Pour la quatrième année consécutive, le programme scientifique de la
campagne d'été nous mène devant le front spectaculaire du glacier
Belcher, descendant tout droit de la calotte glaciaire de l'île Devon.
La débâcle fût tardive cette année. Impossible de naviguer avant début
août, "comme autrefois" nous disent nos amis de Grise Fiord. Le 8 août,
il y a encore beaucoup de glaces dans le Jones Sound, il faut être
patient pour trouver un chemin jusqu'à Belcher (100km). C'est l'occasion
d'une belle rencontre avec deux ours dans ce dédale éblouissant.
A notre arrivée sur zone, les sites ne sont pas accessibles mais nous
parvenons à rejoindre un abri d'où nous observons la dérive des glaces.
En attendant le bon créneau, nous récupérons le marégraphe installé il y
a un an. Plongée à tâtons : l'eau est tellement chargée d'alluvions
qu'il fait nuit à moins de 10m de profondeur ! Heureusement les icebergs
ont épargné l'instrument et les coordonnées GPS sont suffisamment
précises pour le retrouver.
11 août, Vagabond se faufile entre les glaces en poussant de temps en
temps. Le site du mouillage
océanographique
est atteint, peu de glaces autour, la mer est clémente, c'est le moment
de déclencher le largueur acoustique et de libérer le mouillage de son
lest. Ça marche ! Les bouées et les instruments apparaissent peu à peu à
la surface, tous reliés par une ligne de 300 mètres de long. Tout est
repêché et sécurisé sur le pont soudain très encombré. Les cages prévues
pour protéger les instruments des icebergs sont totalement détruites,
mais la majorité des capteurs a fonctionné correctement pendant un an.

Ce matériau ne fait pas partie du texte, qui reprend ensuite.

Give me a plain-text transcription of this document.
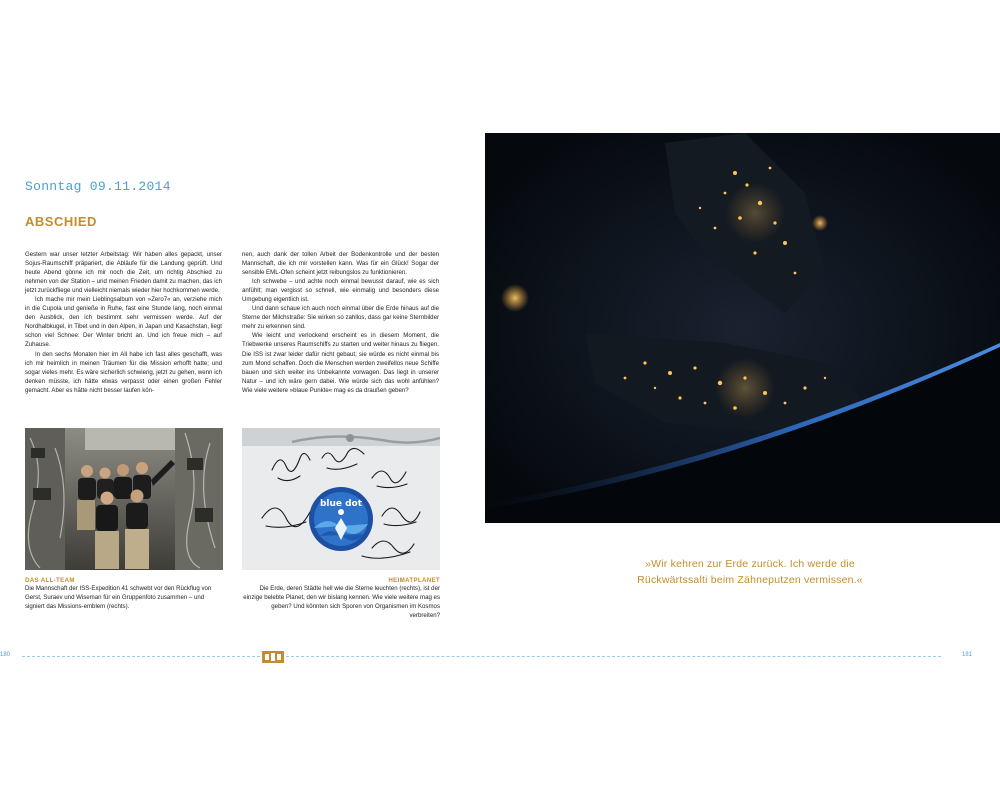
Sonntag 09.11.2014
ABSCHIED

Gestern war unser letzter Arbeitstag: Wir haben alles gepackt, unser Sojus-Raumschiff präpariert, die Abläufe für die Landung geprüft. Und heute Abend gönne ich mir noch die Zeit, um richtig Abschied zu nehmen von der Station – und meinen Frieden damit zu machen, das ich jetzt zurückfliege und vielleicht niemals wieder hier hochkommen werde.

Ich mache mir mein Lieblingsalbum von »Zero7« an, verziehe mich in die Cupola und genieße in Ruhe, fast eine Stunde lang, noch einmal den Ausblick, den ich bestimmt sehr vermissen werde. Auf der Nordhalbkugel, in Tibet und in den Alpen, in Japan und Kasachstan, liegt schon viel Schnee: Der Winter bricht an. Und ich freue mich – auf Zuhause.

In den sechs Monaten hier im All habe ich fast alles geschafft, was ich mir heimlich in meinen Träumen für die Mission erhofft hatte; und sogar vieles mehr. Es wäre sicherlich schwierig, jetzt zu gehen, wenn ich denken müsste, ich hätte etwas verpasst oder einen großen Fehler gemacht. Aber es hätte nicht besser laufen kön-

nen, auch dank der tollen Arbeit der Bodenkontrolle und der besten Mannschaft, die ich mir vorstellen kann. Was für ein Glück! Sogar der sensible EML-Ofen scheint jetzt reibungslos zu funktionieren.

Ich schwebe – und achte noch einmal bewusst darauf, wie es sich anfühlt; man vergisst so schnell, wie einmalig und besonders diese Umgebung eigentlich ist.

Und dann schaue ich auch noch einmal über die Erde hinaus auf die Sterne der Milchstraße: Sie wirken so zahllos, dass gar keine Sternbilder mehr zu erkennen sind.

Wie leicht und verlockend erscheint es in diesem Moment, die Triebwerke unseres Raumschiffs zu starten und weiter hinaus zu fliegen. Die ISS ist zwar leider dafür nicht gebaut; sie würde es nicht einmal bis zum Mond schaffen. Doch die Menschen werden zweifellos neue Schiffe bauen und sich weiter ins Unbekannte vorwagen. Das liegt in unserer Natur – und ich wäre gern dabei. Wie würde sich das wohl anfühlen? Wie viele weitere »blaue Punkte« mag es da draußen geben?

blue dot
DAS ALL-TEAM
Die Mannschaft der ISS-Expedition 41 schwebt vor den Rückflug von Gerst, Suraev und Wiseman für ein Gruppenfoto zusammen – und signiert das Missions-emblem (rechts).
HEIMATPLANET
Die Erde, deren Städte hell wie die Sterne leuchten (rechts), ist der einzige belebte Planet, den wir bislang kennen. Wie viele weitere mag es geben? Und könnten sich Sporen von Organismen im Kosmos verbreiten?
»Wir kehren zur Erde zurück. Ich werde die Rückwärtssalti beim Zähneputzen vermissen.«
180	181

Toute l'équipe est satisfaite !
Un coup de vent d'Est est annoncé, modéré. Pas d'abri dans la région
mais les glaces devraient nous protéger, comme souvent. Sauf que le vent
au large est bien plus fort, une tempête
inhabituelle.
Résultat, les glaces sont balayées et la houle se forme. Pendant des
heures interminables, Vagabond est piégé entre d'épaisses plaques de
banquise qui le percutent violemment à chaque vague. A bord le stress
monte. Par moments il faut se tenir pour ne pas tomber, crier pour se
faire entendre. Vagabond va-t-il résister ? Au fil des heures, nous
envisageons le pire. Je rappelle à chacun où se trouve les équipements
de survie.
J'imagine déjà notre équipage réfugié sur la grande plaque de glace
responsable du naufrage... Serions-nous en mesure d'attendre des secours
? Lesquels ? Ce scénario auquel nous nous sommes toujours préparé n'a
jamais semblé aussi proche de se réaliser.

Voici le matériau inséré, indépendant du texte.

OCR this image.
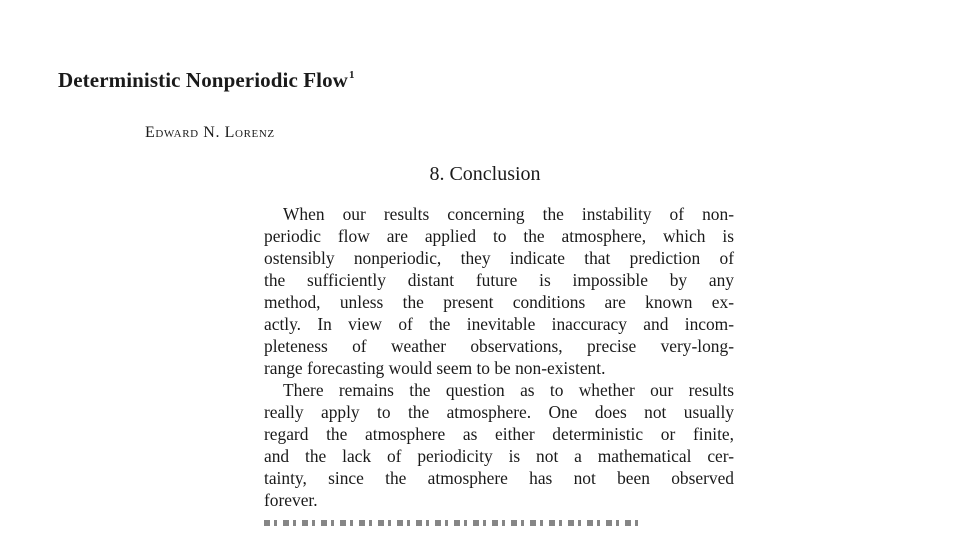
Deterministic Nonperiodic Flow$^1$

Edward N. Lorenz

8. Conclusion
When our results concerning the instability of non-
periodic flow are applied to the atmosphere, which is
ostensibly nonperiodic, they indicate that prediction of
the sufficiently distant future is impossible by any
method, unless the present conditions are known ex-
actly. In view of the inevitable inaccuracy and incom-
pleteness of weather observations, precise very-long-
range forecasting would seem to be non-existent.
There remains the question as to whether our results
really apply to the atmosphere. One does not usually
regard the atmosphere as either deterministic or finite,
and the lack of periodicity is not a mathematical cer-
tainty, since the atmosphere has not been observed
forever.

Le vent et la houle diminuent enfin, la pression des glaces se relâche,
nous sortons du piège et quittons les trois ours qui nous tenaient
compagnie pendant ces treize heures de lutte. Epuisés, à bord d'un
Vagabond meurtri, nous cherchons en vain un abri pour attendre des
conditions clémentes avant d'entreprendre la traversée retour vers Grise
Fiord. Nous finissons par retourner dans les glaces, mais cette fois
dans une toute petite baie remplie d'un brash qui amorti la houle.

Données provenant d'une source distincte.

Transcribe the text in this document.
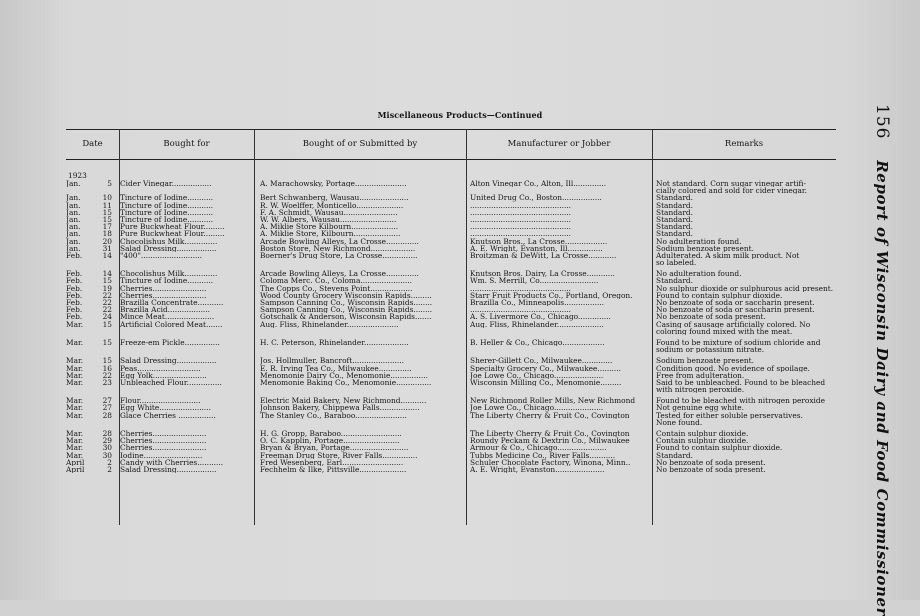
156 Report of Wisconsin Dairy and Food Commissioner
Miscellaneous Products—Continued
Date	Bought for	Bought of or Submitted by	Manufacturer or Jobber	Remarks
1923
Jan.	5 Cider Vinegar.................	A. Marachowsky, Portage......................	Alton Vinegar Co., Alton, Ill..............	Not standard. Corn sugar vinegar artifi-
cially colored and sold for cider vinegar.
Jan.	10 Tincture of Iodine...........	Bert Schwanberg, Wausau.....................	United Drug Co., Boston.................	Standard.
Jan.	11 Tincture of Iodine...........	R. W. Woelffer, Monticello....................	...........................................	Standard.
Jan.	15 Tincture of Iodine...........	F. A. Schmidt, Wausau.......................	...........................................	Standard.
Jan.	15 Tincture of Iodine...........	W. W. Albers, Wausau........................	...........................................	Standard.
Jan.	17 Pure Buckwheat Flour.........	A. Miklie Store Kilbourn....................	...........................................	Standard.
Jan.	18 Pure Buckwheat Flour.........	A. Miklie Store, Kilbourn....................	...........................................	Standard.
Jan.	20 Chocolishus Milk..............	Arcade Bowling Alleys, La Crosse..............	Knutson Bros., La Crosse..................	No adulteration found.
Jan.	31 Salad Dressing.................	Boston Store, New Richmond...................	A. E. Wright, Evanston, Ill...............	Sodium benzoate present.
Feb.	14 "400"..........................	Boerner's Drug Store, La Crosse...............	Broitzman & DeWitt, La Crosse............	Adulterated. A skim milk product. Not
so labeled.
Feb.	14 Chocolishus Milk..............	Arcade Bowling Alleys, La Crosse..............	Knutson Bros. Dairy, La Crosse............	No adulteration found.
Feb.	15 Tincture of Iodine...........	Coloma Merc. Co., Coloma......................	Wm. S. Merrill, Co.........................	Standard.
Feb.	19 Cherries.......................	The Copps Co., Stevens Point..................	...........................................	No sulphur dioxide or sulphurous acid present.
Feb.	22 Cherries.......................	Wood County Grocery Wisconsin Rapids.........	Starr Fruit Products Co., Portland, Oregon.	Found to contain sulphur dioxide.
Feb.	22 Brazilla Concentrate...........	Sampson Canning Co., Wisconsin Rapids........	Brazilla Co., Minneapolis.................	No benzoate of soda or saccharin present.
Feb.	22 Brazilla Acid..................	Sampson Canning Co., Wisconsin Rapids........	...........................................	No benzoate of soda or saccharin present.
Feb.	24 Mince Meat.....................	Gotschalk & Anderson, Wisconsin Rapids.......	A. S. Livermore Co., Chicago..............	No benzoate of soda present.
Mar.	15 Artificial Colored Meat.......	Aug. Fliss, Rhinelander......................	Aug. Fliss, Rhinelander....................	Casing of sausage artificially colored. No
coloring found mixed with the meat.
Mar.	15 Freeze-em Pickle...............	H. C. Peterson, Rhinelander...................	B. Heller & Co., Chicago..................	Found to be mixture of sodium chloride and
sodium or potassium nitrate.
Mar.	15 Salad Dressing.................	Jos. Hollmuller, Bancroft......................	Sherer-Gillett Co., Milwaukee.............	Sodium benzoate present.
Mar.	16 Peas...........................	E. R. Irving Tea Co., Milwaukee..............	Specialty Grocery Co., Milwaukee..........	Condition good. No evidence of spoilage.
Mar.	22 Egg Yolk.......................	Menomonie Dairy Co., Menomonie................	Joe Lowe Co., Chicago.....................	Free from adulteration.
Mar.	23 Unbleached Flour...............	Menomonie Baking Co., Menomonie...............	Wisconsin Milling Co., Menomonie.........	Said to be unbleached. Found to be bleached
with nitrogen peroxide.
Mar.	27 Flour..........................	Electric Maid Bakery, New Richmond...........	New Richmond Roller Mills, New Richmond	Found to be bleached with nitrogen peroxide
Mar.	27 Egg White......................	Johnson Bakery, Chippewa Falls.................	Joe Lowe Co., Chicago.....................	Not genuine egg white.
Mar.	28 Glace Cherries ................	The Stanley Co., Baraboo......................	The Liberty Cherry & Fruit Co., Covington	Tested for either soluble perservatives.
None found.
Mar.	28 Cherries.......................	H. G. Gropp, Baraboo..........................	The Liberty Cherry & Fruit Co., Covington	Contain sulphur dioxide.
Mar.	29 Cherries.......................	O. C. Kapplin, Portage........................	Roundy Peckam & Dextrin Co., Milwaukee	Contain sulphur dioxide.
Mar.	30 Cherries.......................	Bryan & Bryan, Portage.........................	Armour & Co., Chicago.....................	Found to contain sulphur dioxide.
Mar.	30 Iodine.........................	Freeman Drug Store, River Falls...............	Tubbs Medicine Co., River Falls...........	Standard.
April	2 Candy with Cherries...........	Fred Wesenberg, Earl..........................	Schuler Chocolate Factory, Winona, Minn..	No benzoate of soda present.
April	2 Salad Dressing.................	Fechhelm & Ilke, Pittsville....................	A. E. Wright, Evanston.....................	No benzoate of soda present.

Le 15 août, Vagabond est volontairement échoué sur la plage devant Grise
Fiord. A marée basse, nous constatons les dégâts. Vagabond est
endommagé, mais sa robustesse nous impressionne encore. La coque est
terriblement cabossée, rien à faire. Le safran a été épargné, un
miracle. Les cages, tordues, ont protégé les hélices; mais la cage
tribord est tellement déformée qu'elle bloque l'hélice. Yves nous aide à
tout redresser avec vérin hydraulique, chalumeau et marteau. A
l'intérieur, des cloisons et des canalisations cassées sont réparées
rapidement. La mission peut continuer.
Après les crevasses de
Belcher,
les glaces de Belcher...
Cet épisode nous hantera longtemps, nous n'aurons jamais fini
d'apprendre sur la navigation dans les glaces, captivantes et redoutables.